Nous essayons tout d’abord de créer un dialogue avec la population locale. Nous avons une équipe composée de chefs religieux – musulmans, protestants, catholiques, méthodistes, et de quelques autres confessions – et nous nous réunissons régulièrement afin de tenter d’établir un lien entre nous. Si nous voyons que quelque chose ne va pas, nous en parlons entre nous pour éviter que la situation n’empire. Quand quelque chose se passe, comme nous avons déjà ce lien, nous essayons de maintenir le calme dans nos populations. Nous devons aller de l’avant. Nous sommes confrontés à des extrémistes mais tout le monde n’est pas comme ça. Nous essayons donc, pour notre part, d’éduquer notre peuple à faire la différence entre les terroristes et ceux qui ne sont pas des terroristes, même s’ils sont musulmans. Pour leur part, les musulmans essaient de dire à leurs fidèles que les chrétiens sont leurs frères bien qu’il y ait des différences, mais qu’il faut vivre ensemble en tant que frères et sœurs. Je pense que nous essayons de faire de notre mieux.

L’AED s’appuie principalement sur la générosité des bienfaiteurs pour soutenir des missionnaires comme vous qui sont à l’étranger et font l’œuvre de Dieu dans des pays où il est difficile de pratiquer sa foi. Quel message avez-vous pour nos bienfaiteurs ?
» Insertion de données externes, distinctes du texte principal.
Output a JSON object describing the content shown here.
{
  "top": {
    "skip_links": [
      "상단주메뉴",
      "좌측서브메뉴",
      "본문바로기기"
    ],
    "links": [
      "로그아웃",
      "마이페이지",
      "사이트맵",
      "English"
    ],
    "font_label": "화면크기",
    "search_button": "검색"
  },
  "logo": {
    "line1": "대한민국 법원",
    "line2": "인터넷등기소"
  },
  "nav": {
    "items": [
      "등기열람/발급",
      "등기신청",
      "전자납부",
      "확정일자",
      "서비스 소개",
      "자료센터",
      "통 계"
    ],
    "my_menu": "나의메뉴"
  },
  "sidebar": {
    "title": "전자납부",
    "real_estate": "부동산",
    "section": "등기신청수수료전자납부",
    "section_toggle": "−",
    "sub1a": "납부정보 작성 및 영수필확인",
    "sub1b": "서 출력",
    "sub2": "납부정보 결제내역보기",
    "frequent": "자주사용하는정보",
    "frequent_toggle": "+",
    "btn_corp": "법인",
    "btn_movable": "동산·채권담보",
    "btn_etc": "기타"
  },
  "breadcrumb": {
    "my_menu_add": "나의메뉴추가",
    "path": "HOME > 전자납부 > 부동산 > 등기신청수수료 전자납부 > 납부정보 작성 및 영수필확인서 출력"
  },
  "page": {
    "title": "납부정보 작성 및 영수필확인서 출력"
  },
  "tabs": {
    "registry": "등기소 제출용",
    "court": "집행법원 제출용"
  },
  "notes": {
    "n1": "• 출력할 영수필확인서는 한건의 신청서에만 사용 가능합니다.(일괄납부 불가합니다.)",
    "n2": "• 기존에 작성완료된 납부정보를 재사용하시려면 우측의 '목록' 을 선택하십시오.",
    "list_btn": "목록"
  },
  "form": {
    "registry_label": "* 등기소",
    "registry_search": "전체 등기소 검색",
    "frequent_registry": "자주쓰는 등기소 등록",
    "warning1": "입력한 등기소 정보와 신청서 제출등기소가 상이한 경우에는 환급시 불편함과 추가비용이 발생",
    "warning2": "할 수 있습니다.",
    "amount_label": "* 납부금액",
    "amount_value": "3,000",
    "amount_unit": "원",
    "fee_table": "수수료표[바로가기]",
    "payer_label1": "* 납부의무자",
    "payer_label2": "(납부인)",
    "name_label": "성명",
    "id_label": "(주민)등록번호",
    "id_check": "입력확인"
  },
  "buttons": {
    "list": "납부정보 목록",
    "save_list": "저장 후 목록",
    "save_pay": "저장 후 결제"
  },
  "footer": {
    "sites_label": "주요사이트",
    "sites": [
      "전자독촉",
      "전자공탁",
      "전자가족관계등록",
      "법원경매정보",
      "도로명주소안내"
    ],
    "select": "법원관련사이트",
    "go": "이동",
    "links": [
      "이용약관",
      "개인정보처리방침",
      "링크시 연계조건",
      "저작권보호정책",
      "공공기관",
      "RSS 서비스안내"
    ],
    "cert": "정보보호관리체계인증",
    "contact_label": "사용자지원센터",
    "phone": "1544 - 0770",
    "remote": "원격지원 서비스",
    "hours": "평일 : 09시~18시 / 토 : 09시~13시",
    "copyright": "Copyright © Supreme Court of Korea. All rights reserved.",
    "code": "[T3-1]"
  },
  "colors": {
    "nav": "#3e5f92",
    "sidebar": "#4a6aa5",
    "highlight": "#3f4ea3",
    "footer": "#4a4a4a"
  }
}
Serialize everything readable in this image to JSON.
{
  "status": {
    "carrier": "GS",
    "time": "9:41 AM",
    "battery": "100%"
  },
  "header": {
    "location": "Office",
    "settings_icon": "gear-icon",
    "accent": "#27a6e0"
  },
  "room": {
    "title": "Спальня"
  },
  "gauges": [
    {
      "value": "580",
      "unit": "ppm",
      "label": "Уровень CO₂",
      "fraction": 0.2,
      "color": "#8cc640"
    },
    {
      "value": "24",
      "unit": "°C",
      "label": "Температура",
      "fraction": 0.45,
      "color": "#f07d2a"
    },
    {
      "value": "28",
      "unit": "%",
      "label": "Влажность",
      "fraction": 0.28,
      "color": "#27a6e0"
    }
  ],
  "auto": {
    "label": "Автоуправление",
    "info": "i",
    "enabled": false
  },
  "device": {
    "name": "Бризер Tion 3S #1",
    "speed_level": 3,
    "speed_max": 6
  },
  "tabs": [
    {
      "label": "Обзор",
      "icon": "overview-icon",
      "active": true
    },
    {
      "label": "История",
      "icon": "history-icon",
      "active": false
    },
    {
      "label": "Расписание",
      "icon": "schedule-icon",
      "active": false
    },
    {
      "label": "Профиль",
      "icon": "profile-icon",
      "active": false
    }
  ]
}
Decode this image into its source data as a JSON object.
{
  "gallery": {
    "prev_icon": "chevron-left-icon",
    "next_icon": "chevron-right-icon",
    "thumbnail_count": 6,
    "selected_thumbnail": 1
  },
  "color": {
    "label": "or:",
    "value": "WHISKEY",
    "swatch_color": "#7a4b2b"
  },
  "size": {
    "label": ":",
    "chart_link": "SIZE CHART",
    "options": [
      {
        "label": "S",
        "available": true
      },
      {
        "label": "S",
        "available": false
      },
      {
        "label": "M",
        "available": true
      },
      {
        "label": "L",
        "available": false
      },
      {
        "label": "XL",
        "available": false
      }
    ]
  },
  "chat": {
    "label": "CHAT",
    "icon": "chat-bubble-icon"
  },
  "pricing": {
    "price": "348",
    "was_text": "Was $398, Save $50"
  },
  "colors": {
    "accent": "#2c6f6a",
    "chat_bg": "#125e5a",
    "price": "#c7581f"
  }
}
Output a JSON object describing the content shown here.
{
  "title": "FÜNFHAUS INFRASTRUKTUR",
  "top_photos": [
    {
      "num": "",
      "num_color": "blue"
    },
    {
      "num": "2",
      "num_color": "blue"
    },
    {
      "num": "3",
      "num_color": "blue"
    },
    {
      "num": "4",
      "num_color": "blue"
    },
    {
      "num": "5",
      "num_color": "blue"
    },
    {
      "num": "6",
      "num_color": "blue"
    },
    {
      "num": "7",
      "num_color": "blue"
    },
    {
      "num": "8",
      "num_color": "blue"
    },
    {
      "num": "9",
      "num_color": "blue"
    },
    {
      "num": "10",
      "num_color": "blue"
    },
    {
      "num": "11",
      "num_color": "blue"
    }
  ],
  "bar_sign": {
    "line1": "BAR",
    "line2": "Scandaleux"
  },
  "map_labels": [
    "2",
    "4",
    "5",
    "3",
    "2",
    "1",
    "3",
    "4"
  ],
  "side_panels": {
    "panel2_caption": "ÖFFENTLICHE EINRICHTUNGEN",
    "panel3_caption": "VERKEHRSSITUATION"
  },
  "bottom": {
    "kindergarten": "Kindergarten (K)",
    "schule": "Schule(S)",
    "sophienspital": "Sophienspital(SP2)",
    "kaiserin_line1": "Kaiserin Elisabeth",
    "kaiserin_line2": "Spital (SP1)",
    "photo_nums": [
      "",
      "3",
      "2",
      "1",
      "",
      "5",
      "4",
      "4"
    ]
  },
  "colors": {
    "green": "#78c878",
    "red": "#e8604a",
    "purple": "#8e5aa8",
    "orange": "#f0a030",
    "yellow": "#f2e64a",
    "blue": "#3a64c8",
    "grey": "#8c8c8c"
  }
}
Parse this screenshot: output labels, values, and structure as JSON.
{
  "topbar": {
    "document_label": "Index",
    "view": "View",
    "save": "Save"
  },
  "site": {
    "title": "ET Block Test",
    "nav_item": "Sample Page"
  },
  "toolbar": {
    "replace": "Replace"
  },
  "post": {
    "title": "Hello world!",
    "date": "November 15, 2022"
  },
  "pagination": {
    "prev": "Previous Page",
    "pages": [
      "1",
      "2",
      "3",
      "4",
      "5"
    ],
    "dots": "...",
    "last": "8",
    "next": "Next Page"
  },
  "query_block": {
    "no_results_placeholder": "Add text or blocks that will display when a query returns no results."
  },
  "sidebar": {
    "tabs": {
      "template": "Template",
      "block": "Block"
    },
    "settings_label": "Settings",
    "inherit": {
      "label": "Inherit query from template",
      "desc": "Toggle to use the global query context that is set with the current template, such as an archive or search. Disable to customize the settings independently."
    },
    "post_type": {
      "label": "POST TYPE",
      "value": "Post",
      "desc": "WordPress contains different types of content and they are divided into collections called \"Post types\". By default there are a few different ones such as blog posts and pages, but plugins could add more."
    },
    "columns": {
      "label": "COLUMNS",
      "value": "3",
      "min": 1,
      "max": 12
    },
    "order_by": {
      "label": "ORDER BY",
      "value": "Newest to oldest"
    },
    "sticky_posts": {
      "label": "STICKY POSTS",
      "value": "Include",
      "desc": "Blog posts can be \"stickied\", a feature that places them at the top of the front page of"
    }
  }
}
Il est vrai que l’Église est universelle et c’est la beauté de l’Église. Non seulement nous professons la même foi, mais nous essayons aussi de nous aider les uns les autres. Il y a des Eglises qui sont matériellement dans le besoin, c’est pourquoi d’autres Eglises les assistent. En retour, les Églises qui fournissent une aide matérielle ont besoin de prêtres, par exemple parce que le nombre de prêtres en Europe et en Occident est en diminution, et certains prêtres des pays qui avaient reçu cette aide peuvent ainsi être envoyés en mission. Il s’agit d’un échange, si bien que l’Église est ainsi très vivante et active. J’ai une grande estime pour les bienfaiteurs. Sans leur aide, je pense que l’Église ne serait pas là où elle est maintenant, parce que nous avons besoin de structures, non seulement pour les écoles, mais aussi pour accueillir les communautés religieuses, les sœurs, et même les prêtres, de même que pour les sustenter. Tout le monde a quelque chose à donner et tout le monde a besoin de recevoir quelque chose.